From a technical standpoint, Rockwell’s performance is a tour de force, with the actor playing two physically different versions of himself, often in the same scene; it’s the most convincing dual role since Jeremy Irons in Dead Ringers. But what makes the movie so potent is that Rockwell also taps into an undercurrent of existential dread. In his own words, this is a movie that dares to ask a question many of us would never want to have to answer: If you met yourself, would you actually like yourself?

"Dead Ringers and Midnight Cowboy were two films that were really helpful to me [in preparing for the role]," he explains. "[In Moon], one of the clones is getting sick — that’s why I watched Midnight Cowboy; I think Dustin Hoffman really does that really well — and the other one is more like Sam Shepherd in The Right Stuff."

The other inspiration was Ridley Scott’s Alien the quintessential study of humanity unmoored from planet Earth, fighting monsters literally spawned from within.

"The acting was very real," says Rockwell. "Harry Dean Stanton, Yaphet Kotto, John Hurt, Ian Holm, Sigourney Weaver — all these amazing actors. The fear is so palpable in that film.... We wanted that gritty reality to it to ground the science fiction. So that was very important that it be kitchen-sink real."

In fact, Alien was one of the movies that both actor and director first bonded over. But, according to Jones, Rockwell’s Moon mission almost didn’t happen. .

"Sam had me on tenterhooks for a long time," says Jones. "He was working on Frost/Nixon. He needed the time to work out whether he could do this movie. We had just started looking at other actors, but we held on, and I’m glad we did."

Now begins the process of trying to persuade people to see a challenging film whose special effects actually enhance the drama, as opposed to most summer movies, where the special effects are the only drama. The movie, which also features Kevin Spacey as the voice of a HAL-like computer called GERTY, premiered at this year’s Sundance Film Festival in January and has been screening at other festivals in order to build word of mouth.

"It’s an unusual riddle to solve," admits Jones, "how to market this film, and who to market it to."

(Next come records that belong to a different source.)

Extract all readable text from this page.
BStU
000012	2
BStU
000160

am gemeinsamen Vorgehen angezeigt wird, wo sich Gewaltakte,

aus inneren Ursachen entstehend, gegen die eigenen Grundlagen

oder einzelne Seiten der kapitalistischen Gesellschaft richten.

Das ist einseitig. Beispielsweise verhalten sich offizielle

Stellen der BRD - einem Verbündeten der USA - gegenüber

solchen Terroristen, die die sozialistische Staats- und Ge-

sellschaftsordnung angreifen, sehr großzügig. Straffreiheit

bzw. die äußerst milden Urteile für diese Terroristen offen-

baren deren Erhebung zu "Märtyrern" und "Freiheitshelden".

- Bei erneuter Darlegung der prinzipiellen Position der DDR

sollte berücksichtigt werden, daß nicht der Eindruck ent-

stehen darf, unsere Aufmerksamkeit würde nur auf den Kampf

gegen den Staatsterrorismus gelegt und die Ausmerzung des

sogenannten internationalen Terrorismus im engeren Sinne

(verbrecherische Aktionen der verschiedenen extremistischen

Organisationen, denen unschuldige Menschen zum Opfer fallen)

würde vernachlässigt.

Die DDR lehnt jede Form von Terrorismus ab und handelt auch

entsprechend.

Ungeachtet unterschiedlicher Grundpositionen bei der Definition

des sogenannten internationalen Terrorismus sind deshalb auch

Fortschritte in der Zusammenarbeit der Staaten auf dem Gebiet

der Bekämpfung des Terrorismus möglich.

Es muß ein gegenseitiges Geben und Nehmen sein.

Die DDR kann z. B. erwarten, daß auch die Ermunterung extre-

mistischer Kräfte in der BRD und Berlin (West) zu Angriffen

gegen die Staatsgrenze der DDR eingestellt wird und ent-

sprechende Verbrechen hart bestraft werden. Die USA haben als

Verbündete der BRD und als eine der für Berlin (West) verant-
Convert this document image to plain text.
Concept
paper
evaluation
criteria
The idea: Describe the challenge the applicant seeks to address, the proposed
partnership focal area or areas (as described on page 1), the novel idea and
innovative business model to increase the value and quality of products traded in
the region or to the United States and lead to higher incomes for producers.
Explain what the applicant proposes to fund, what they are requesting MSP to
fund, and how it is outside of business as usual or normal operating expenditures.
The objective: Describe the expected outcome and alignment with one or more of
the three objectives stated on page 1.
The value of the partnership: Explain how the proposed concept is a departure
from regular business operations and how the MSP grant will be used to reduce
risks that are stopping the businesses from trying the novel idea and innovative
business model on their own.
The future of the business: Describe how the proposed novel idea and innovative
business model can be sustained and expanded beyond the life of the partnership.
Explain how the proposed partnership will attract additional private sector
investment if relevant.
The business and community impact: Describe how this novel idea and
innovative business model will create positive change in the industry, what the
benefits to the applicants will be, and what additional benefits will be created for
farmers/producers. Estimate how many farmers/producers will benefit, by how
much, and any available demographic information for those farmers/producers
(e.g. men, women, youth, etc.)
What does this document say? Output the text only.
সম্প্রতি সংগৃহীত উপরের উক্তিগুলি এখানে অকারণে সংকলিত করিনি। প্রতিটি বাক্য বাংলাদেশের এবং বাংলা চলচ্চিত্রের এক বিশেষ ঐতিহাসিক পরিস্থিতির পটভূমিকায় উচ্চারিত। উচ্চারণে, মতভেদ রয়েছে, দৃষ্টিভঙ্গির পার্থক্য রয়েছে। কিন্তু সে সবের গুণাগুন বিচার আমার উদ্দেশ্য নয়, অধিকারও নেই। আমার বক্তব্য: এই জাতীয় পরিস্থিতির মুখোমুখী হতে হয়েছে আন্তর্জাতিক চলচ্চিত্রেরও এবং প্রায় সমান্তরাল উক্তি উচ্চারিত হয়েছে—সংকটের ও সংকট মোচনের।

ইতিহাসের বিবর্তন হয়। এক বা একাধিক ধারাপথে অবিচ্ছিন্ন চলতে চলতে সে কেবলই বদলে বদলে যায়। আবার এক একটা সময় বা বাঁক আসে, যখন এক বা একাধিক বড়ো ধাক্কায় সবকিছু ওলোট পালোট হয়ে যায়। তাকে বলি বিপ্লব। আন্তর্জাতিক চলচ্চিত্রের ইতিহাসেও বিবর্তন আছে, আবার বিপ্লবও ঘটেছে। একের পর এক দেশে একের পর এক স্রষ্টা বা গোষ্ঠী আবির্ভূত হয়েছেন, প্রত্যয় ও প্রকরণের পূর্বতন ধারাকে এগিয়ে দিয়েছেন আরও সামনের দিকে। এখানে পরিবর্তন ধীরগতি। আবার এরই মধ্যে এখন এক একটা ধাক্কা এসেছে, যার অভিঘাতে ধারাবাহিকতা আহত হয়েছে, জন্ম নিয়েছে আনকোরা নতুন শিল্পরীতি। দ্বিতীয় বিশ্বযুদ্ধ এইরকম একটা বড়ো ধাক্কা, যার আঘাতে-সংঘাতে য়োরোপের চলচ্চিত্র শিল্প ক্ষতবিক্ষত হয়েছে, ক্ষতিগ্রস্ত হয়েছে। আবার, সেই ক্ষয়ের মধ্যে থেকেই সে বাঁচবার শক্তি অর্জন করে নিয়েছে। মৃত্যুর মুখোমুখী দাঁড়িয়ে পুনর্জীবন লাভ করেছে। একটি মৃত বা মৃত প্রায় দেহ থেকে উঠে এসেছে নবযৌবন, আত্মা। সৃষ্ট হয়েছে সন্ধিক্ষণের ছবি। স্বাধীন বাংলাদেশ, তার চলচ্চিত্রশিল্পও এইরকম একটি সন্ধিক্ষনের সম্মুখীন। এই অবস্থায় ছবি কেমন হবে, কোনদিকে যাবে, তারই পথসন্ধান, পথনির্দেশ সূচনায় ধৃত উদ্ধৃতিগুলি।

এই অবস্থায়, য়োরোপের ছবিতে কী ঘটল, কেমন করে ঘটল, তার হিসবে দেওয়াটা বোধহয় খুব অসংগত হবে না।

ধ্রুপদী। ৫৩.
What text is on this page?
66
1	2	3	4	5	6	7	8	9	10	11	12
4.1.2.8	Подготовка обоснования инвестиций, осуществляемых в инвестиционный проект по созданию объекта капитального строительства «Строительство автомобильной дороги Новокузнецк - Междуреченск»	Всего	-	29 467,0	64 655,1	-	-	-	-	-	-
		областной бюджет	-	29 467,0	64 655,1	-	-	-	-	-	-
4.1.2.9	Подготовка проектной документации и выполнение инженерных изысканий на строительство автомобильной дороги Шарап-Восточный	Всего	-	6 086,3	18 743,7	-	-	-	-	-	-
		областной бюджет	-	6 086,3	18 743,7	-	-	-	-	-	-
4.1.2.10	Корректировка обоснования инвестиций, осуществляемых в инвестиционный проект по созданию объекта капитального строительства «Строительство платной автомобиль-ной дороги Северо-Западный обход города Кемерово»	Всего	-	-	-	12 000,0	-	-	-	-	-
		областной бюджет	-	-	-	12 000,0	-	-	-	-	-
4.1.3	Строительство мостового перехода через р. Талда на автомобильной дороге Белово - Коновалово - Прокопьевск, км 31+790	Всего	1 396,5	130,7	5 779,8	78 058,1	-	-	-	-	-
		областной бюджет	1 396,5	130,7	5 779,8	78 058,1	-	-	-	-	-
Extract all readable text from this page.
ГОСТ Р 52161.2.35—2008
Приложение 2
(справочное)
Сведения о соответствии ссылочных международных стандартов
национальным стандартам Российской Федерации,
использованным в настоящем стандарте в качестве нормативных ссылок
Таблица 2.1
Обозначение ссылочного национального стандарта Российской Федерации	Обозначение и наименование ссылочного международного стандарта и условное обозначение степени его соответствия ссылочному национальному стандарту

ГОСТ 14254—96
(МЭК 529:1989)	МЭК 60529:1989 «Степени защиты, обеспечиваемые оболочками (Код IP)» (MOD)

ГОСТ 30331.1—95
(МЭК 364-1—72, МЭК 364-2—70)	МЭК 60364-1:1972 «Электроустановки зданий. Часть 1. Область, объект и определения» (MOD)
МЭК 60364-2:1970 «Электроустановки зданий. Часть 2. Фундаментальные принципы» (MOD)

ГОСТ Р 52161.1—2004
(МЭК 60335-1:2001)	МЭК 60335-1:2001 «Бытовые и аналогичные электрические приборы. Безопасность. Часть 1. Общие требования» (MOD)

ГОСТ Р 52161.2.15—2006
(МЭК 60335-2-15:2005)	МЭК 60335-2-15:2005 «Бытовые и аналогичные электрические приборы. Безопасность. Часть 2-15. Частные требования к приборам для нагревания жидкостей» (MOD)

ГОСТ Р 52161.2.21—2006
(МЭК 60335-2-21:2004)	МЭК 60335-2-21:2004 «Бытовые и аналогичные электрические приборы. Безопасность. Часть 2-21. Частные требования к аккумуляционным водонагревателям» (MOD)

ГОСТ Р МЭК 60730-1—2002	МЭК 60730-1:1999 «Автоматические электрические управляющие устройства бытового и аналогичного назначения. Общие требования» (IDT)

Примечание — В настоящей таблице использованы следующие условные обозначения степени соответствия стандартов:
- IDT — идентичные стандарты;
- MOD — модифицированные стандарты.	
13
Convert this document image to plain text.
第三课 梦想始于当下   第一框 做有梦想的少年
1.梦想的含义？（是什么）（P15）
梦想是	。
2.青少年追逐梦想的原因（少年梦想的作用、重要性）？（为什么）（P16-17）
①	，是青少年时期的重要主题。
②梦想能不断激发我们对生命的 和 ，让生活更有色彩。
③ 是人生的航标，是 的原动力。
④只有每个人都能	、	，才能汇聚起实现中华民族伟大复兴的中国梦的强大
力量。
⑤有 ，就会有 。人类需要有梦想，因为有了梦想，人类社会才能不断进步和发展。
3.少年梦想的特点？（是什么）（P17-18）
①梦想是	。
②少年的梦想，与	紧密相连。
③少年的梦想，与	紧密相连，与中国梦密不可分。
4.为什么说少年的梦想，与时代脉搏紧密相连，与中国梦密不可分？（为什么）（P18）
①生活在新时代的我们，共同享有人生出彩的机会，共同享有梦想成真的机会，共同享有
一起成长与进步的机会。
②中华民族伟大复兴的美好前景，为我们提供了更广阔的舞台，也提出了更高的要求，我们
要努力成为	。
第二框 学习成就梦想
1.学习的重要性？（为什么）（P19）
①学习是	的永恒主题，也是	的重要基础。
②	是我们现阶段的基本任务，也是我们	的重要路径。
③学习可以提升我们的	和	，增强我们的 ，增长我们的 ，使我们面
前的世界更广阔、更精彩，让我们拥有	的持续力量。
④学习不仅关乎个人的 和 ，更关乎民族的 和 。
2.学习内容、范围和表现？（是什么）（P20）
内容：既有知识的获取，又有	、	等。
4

But even if it doesn’t launch Rockwell into the Best Actor Oscar race, where he so dearly belongs, at least the actor has another high-profile part coming down the pike: He’s playing arms dealer Justin Hammer, one of the two bad guys (the other is Mickey Rourke) in next summer’s Iron Man 2. At least then maybe that young lady in Austin will finally know what an extraordinary talent had been standing before her.

"[Robert Downey Jr. and I] have some good juicy scenes together," Rockwell says. "I think we can do some good stuff."